Genau das erlebe ich auch im Leben: Wenn unbequeme Situationen auftauchen, verspürte ich oft den Impuls, sofort zu reagieren oder Widerstand zu leisten. Aber wenn ich zuerst innehalte, tief atme und mich mental etwas zurücklehne, merke ich, wie sich der Körper entspannt und auch mein Denken. Oft fühlen sich diese Momente dann nicht nur einfacher an, sondern öffnen neue Perspektiven.
Verbindung statt Perfektion
Ein weiterer Aspekt, der oft unterschätzt wird, ist die Verbindung – zu uns selbst und zu anderen. In unserer modernen Gesellschaft werden wir oft dazu ermutigt, uns zu vergleichen, zu konkurrieren und uns anzupassen. Yoga erinnert uns daran, dass es nicht um Perfektion geht. Es geht um die Verbindung zu unserem Körper, unserer Atmung und letztlich zu unserem wahren Selbst. Diese Verbindung ist es, die uns stärkt, unser wahres Potenzial zu erkennen und zu entfalten.
Eine der größten Lektionen, die ich als Yogalehrerin immer wieder erfahre, ist, wie unterschiedlich jede Praxis sein kann. Kein Tag gleicht dem anderen, und genau darin liegt die Magie. Yoga lehrt uns, uns auf das einzulassen, was ist – nicht auf das, was wir glauben, sein zu müssen.
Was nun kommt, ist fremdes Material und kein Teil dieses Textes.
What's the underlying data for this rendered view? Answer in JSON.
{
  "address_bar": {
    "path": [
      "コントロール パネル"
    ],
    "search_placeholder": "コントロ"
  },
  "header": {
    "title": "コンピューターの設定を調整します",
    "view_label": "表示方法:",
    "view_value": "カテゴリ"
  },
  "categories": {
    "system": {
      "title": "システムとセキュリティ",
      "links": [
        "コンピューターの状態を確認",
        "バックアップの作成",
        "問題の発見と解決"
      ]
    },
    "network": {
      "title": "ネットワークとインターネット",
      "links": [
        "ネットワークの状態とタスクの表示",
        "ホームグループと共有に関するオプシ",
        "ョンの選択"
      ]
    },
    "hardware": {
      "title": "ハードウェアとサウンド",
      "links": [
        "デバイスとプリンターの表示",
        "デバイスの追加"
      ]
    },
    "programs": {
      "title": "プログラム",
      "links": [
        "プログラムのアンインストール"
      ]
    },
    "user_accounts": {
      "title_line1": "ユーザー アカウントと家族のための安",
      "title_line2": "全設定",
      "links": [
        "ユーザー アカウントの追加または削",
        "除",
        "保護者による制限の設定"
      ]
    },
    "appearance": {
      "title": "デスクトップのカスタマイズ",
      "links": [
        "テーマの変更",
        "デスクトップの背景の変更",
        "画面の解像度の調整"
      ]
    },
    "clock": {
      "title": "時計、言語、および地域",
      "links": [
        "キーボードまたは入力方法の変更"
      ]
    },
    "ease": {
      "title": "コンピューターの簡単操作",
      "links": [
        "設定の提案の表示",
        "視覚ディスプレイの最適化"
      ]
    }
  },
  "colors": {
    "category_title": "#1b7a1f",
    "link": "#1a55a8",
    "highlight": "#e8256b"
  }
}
Yoga als Spiegel des Lebens
Ich sehe Yoga als einen Spiegel, der uns zeigt, wie wir durchs Leben gehen. Wie reagieren wir, wenn wir an unsere Grenzen stoßen? Wie gehen wir mit Scheitern um? Wie viel Geduld bringen wir uns selbst gegenüber auf? Diese Fragen tauchen auf der Matte auf, aber ihre Antworten finden wir im Alltag.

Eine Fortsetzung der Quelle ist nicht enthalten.